Super-convergence and 1cycle policy
Building on his CLR research, Smith followed up with his paper on super-convergence, a phenomenon where neural networks can be trained an order of magnitude faster than with standard training methods
.
Super-convergence uses the CLR method, but with just one cycle—which contains two learning rate steps, one increasing and one decreasing—and a large maximum learning rate bound. The cycle’s size must be smaller than the total number of iterations/epochs. After the cycle is complete, the learning rate should decrease even further for the remaining iterations/epochs, several orders of magnitude less than its initial value. Smith named this the 1cycle policy
.
Concretely, in super-convergence, learning rate starts at a low value, increases to a very large value and then decreases to a value much lower than its initial one
. The effect of that learning rate movement is a very distinctive training accuracy curve. Traditional training accuracy curves increase, then plateau as the value of learning rate changes (see blue curve, below).
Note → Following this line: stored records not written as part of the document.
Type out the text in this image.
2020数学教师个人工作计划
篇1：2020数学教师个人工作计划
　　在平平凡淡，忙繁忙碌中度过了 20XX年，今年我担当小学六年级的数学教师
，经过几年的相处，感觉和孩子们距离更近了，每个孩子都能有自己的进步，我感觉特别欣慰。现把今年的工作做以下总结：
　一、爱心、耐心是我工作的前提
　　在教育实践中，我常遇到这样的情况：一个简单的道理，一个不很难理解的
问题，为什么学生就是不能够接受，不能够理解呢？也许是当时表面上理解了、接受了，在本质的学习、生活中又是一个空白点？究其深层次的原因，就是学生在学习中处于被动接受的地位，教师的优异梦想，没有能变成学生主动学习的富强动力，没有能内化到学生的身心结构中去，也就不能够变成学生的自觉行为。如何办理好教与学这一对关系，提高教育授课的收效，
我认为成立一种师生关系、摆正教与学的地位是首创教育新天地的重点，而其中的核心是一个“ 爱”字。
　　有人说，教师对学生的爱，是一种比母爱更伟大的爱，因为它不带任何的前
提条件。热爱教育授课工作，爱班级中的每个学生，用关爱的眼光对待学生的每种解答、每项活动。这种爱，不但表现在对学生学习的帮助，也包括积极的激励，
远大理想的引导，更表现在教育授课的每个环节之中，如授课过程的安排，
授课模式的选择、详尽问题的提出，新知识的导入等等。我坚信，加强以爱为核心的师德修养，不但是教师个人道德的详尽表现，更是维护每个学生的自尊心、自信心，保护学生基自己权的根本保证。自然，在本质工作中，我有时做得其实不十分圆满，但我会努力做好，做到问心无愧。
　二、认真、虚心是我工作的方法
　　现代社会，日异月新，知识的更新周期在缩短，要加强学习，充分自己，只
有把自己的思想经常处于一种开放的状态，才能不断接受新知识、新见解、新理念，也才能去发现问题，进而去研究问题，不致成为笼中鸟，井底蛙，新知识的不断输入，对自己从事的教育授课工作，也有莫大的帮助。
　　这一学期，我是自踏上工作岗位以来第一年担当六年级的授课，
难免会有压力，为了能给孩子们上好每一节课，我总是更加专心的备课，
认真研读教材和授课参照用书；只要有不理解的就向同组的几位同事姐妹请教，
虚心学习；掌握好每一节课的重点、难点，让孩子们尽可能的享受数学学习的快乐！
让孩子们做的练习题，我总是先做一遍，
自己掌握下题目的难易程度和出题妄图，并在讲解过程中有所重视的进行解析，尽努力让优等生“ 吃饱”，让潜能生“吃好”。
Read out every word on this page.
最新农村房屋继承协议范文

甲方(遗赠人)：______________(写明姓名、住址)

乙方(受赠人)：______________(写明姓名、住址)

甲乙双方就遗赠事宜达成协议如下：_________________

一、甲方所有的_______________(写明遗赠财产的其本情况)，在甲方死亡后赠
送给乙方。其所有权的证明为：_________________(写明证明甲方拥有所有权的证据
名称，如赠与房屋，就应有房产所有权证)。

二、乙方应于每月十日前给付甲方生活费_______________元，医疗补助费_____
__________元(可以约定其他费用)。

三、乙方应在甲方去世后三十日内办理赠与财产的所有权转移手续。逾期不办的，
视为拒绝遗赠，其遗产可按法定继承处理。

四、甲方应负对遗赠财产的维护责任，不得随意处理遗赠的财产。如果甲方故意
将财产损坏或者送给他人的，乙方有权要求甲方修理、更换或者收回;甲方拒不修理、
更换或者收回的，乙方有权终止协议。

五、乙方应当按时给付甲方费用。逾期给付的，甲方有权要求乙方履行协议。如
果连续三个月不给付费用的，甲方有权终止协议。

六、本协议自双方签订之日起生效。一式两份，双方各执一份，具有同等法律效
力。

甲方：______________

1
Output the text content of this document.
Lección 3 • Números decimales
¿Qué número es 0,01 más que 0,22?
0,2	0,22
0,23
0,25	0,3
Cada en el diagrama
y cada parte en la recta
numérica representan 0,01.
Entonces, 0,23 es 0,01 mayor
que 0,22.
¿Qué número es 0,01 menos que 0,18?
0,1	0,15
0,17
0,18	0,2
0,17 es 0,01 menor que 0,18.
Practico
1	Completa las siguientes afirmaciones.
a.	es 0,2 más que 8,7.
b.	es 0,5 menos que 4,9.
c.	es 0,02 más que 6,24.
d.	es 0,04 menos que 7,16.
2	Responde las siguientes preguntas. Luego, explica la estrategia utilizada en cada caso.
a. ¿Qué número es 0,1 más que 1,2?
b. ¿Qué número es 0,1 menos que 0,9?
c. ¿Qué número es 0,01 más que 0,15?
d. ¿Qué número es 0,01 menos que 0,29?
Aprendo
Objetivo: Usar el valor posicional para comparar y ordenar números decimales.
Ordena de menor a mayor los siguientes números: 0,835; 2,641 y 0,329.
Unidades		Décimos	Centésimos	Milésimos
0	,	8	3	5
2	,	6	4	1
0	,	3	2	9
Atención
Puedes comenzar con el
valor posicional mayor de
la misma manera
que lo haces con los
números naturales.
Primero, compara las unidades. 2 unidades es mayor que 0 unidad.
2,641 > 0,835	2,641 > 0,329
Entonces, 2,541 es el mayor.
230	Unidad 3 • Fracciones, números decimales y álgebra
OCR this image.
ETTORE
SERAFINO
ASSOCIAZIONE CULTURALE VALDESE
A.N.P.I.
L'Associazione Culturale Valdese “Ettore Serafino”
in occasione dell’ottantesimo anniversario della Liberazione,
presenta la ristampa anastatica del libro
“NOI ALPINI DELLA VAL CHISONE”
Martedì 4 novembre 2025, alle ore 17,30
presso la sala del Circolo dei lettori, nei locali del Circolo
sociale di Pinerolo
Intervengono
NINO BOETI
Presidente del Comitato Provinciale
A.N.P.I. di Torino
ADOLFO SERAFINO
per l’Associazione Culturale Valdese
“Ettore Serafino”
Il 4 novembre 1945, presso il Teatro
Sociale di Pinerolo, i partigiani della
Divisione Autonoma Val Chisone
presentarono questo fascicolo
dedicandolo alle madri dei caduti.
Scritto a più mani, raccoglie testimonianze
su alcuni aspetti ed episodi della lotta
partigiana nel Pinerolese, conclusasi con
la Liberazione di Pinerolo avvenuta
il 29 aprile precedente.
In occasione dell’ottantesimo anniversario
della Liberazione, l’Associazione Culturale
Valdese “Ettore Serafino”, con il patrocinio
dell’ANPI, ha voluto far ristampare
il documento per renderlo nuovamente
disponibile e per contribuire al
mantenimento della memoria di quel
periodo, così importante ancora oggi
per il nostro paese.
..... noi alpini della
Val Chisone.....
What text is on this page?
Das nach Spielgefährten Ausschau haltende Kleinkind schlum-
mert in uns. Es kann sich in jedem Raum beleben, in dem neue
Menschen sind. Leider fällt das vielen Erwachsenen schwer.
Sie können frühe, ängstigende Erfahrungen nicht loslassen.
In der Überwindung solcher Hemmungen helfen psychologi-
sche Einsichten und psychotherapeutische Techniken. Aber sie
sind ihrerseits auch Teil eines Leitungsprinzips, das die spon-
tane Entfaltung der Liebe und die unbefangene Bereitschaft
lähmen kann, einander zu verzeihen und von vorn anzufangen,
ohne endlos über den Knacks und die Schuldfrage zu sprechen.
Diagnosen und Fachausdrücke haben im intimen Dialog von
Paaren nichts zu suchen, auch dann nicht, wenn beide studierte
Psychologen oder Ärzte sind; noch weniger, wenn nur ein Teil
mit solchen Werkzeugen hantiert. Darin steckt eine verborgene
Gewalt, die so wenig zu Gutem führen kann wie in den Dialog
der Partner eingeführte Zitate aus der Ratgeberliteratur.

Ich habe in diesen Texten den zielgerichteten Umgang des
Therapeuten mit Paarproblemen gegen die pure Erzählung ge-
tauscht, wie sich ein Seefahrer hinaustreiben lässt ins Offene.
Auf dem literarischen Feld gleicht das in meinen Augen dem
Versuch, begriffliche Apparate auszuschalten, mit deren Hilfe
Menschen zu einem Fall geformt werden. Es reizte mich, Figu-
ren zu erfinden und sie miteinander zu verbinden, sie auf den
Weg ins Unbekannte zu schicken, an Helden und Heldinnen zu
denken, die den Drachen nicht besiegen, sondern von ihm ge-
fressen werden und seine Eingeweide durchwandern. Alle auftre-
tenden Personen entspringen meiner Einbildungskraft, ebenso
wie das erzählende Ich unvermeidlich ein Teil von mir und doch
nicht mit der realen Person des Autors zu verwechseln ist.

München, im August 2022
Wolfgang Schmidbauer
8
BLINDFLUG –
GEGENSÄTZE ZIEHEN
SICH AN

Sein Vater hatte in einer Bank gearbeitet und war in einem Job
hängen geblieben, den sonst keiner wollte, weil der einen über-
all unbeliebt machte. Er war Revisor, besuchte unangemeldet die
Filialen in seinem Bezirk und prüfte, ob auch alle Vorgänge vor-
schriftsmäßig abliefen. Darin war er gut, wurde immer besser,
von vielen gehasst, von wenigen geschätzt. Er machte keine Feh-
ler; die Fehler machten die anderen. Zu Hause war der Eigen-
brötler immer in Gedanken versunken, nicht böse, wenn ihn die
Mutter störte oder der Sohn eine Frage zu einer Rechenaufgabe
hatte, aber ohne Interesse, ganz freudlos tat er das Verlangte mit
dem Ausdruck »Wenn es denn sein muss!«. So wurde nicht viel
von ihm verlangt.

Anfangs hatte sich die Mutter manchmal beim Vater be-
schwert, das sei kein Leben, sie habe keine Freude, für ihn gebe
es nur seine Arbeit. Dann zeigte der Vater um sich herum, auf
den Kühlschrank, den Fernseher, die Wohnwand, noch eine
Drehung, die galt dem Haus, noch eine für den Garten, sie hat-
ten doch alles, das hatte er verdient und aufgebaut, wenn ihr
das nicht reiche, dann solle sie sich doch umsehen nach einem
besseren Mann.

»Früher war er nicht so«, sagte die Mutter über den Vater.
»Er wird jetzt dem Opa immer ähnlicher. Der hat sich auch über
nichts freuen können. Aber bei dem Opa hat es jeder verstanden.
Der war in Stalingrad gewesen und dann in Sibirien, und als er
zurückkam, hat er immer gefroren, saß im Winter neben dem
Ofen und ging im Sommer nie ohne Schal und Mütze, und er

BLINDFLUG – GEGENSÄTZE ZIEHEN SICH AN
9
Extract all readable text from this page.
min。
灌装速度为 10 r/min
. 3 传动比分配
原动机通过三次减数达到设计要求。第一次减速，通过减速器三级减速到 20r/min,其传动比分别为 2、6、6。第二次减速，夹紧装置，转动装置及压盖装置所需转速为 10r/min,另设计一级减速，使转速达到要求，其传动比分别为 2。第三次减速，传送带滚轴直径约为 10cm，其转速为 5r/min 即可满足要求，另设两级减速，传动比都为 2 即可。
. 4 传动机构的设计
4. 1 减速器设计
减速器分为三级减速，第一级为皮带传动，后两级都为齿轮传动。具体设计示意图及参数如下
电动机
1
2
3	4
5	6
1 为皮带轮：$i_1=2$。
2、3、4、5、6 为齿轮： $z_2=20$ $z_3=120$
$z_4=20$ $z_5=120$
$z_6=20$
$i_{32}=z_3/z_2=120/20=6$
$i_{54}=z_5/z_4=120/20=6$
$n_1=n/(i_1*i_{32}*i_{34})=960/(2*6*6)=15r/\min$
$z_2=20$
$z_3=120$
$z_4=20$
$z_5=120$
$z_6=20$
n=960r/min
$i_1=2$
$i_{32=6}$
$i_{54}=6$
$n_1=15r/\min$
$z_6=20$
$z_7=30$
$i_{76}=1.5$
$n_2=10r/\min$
Super-convergence training accuracy curves (see red curve, below) have a dramatic initial jump (moving fast as learning rate increases), oscillate or even decline for a bit (while learning rate is very large) and then jump up again to a distinctive accuracy peak (as learning rate decreases to a very small value).
Smith found that a large learning rate acts as a regularisation method
. Hence, when using the 1cycle policy, other regularisation methods (batch size, momentum, weight decay, etc) must be reduced.
How Fastai implements the 1cycle policy
Fastai abstracts all the implementation details of the 1cycle policy and provides an intuitive interface in the form of fit_one_cycle()
. The latter calls fit()
internally, appending an OneCycleScheduler
callback:
def fit_one_cycle(learn:Learner, cyc_len:int,
max_lr:Union[Floats,slice]=defaults.lr, moms:Tuple[float,float]=(0.95,0.85),
div_factor:float=25., pct_start:float=0.3, wd:float=None,
callbacks:Optional[CallbackList]=None, tot_epochs:int=None,
start_epoch:int=1)->None:
"Fit a model following the 1cycle policy."
max_lr = learn.lr_range(max_lr)
callbacks = listify(callbacks)
callbacks.append(OneCycleScheduler(learn, max_lr, moms=moms,
div_factor=div_factor, pct_start=pct_start,
tot_epochs=tot_epochs,start_epoch=start_epoch))
learn.fit(cyc_len, max_lr, wd=wd, callbacks=callbacks)
Calling fit_one_cycle()
with only a few basic parameters allows us to reap the benefits of the 1cycle policy with very little effort.